Local scrutiny beginning to bite
But although the scrutiny of NHS changes represents only part of OSC activity, it has certainly advertised their existence. The evidence of our reconnaissance - examining OSC reports on the web and interviewing participants in reconfiguration controversies - suggests that local scrutiny is beginning to bite.
Variation is the norm in the case of OSCs, as in the NHS more generally. Much depends on the skills of the chair, the extent of professional support given to OSCs by their local authorities and their ability to call on analytic expertise.
There is a mix of populists and pragmatists. The former react to reconfiguration proposals with knee-jerk hostility; the latter start from a recognition that dealing with local NHS problems should be a joint enterprise.
In some instances, OSC opposition to change reflects 'professional capture'. the mobilisation of protest by doctors and nurses, rather than spontaneous public opinion. In other instances, OSC opposition reflects scepticism about the competence of the NHS bodies involved and mistrust of their motives: will the promised improvements in the quality of services actually materialise or will they be swept aside by yet another financial crisis?
The effectiveness of consultation has to be measured not by the number of pamphlets or meetings but by the willingness to engage in argument, explanation and discussion. Optimism about the likely benefits of change is unlikely to convince unless there is also honesty about the risks.
So contrary to some expectations, OSCs do have the potential to be effective in questioning the performance of the local NHS. It is a role that is likely to become more challenging - but perhaps also more frustrating - as PCTs become more central, commissioning on behalf of their local populations.
It is after all OSCs, not PCT members, that are elected by their population. So could local government scrutiny be the answer to the NHS's perceived local democratic deficit?
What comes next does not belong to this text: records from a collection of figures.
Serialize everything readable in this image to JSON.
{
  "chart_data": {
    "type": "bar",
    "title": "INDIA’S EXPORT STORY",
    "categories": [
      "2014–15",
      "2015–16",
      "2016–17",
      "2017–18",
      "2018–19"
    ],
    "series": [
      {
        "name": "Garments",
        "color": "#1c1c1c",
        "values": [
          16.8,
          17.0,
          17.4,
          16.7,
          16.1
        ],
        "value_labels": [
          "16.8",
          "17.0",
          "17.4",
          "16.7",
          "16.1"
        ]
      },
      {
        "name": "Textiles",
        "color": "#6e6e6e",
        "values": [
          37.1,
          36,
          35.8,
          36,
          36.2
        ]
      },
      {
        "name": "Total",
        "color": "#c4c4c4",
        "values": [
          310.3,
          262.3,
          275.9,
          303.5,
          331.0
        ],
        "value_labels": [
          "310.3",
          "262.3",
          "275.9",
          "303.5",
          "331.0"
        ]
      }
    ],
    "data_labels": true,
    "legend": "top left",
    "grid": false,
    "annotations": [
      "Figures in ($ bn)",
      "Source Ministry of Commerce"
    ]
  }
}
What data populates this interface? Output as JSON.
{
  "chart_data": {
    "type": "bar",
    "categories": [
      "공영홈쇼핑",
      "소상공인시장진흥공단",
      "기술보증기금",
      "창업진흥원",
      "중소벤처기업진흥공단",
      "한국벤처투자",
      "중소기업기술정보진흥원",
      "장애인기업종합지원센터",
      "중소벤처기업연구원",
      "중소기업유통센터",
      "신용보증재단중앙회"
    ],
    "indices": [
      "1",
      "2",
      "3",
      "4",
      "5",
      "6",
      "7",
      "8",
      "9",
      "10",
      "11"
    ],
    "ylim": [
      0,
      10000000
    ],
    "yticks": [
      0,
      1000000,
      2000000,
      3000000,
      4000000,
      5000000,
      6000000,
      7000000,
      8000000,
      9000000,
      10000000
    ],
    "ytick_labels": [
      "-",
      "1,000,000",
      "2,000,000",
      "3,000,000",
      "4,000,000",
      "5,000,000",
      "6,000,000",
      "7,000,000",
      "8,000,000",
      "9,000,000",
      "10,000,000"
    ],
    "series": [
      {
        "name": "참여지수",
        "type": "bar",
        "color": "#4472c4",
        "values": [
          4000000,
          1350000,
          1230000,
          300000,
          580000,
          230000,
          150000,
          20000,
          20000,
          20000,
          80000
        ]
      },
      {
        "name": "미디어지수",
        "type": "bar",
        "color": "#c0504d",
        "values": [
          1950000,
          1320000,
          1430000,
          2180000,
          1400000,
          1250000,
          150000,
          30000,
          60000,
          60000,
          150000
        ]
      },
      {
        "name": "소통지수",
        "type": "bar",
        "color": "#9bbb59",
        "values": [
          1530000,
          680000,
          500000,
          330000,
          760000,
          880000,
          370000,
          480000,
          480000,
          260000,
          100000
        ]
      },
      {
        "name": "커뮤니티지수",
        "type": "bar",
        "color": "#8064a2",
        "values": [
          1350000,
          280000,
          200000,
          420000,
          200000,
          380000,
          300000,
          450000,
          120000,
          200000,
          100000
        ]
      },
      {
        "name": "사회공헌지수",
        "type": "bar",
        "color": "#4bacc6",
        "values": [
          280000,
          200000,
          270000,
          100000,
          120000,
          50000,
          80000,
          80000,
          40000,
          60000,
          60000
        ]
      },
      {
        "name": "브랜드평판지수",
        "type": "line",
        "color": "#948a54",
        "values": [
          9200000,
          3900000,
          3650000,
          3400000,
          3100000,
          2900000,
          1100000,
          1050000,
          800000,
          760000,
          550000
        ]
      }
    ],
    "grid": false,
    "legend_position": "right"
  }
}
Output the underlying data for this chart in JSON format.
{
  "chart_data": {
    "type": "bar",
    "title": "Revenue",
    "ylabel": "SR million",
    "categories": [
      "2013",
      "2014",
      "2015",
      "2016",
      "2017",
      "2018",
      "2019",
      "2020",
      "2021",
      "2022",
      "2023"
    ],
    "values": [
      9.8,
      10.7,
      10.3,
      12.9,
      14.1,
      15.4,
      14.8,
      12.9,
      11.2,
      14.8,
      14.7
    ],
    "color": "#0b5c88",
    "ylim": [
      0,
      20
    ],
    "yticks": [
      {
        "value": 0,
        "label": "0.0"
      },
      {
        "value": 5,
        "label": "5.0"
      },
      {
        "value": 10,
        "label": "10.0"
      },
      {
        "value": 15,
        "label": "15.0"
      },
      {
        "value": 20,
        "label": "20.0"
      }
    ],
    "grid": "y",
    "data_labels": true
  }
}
The answer must be that OSCs offer, at best, a partial solution. They can compel local PCTs to give an account of, and to justify, their policies. And accountability-as-transparency is important.
But if PCTs fail to explain that they have to follow national priorities - and tough luck if these clash with local priorities - there is nothing OSCs can do. The power of the purse trumps local voices.
If the rhetoric about power to the periphery or local democracy in the NHS is ever to get in touch with reality, we may have to think radically about how PCTs should be financed and how much independence they should have. It could be a long wait. -
Patricia Day is a senior research fellow and Rudolf Klein is professor of social policy at the Bath University.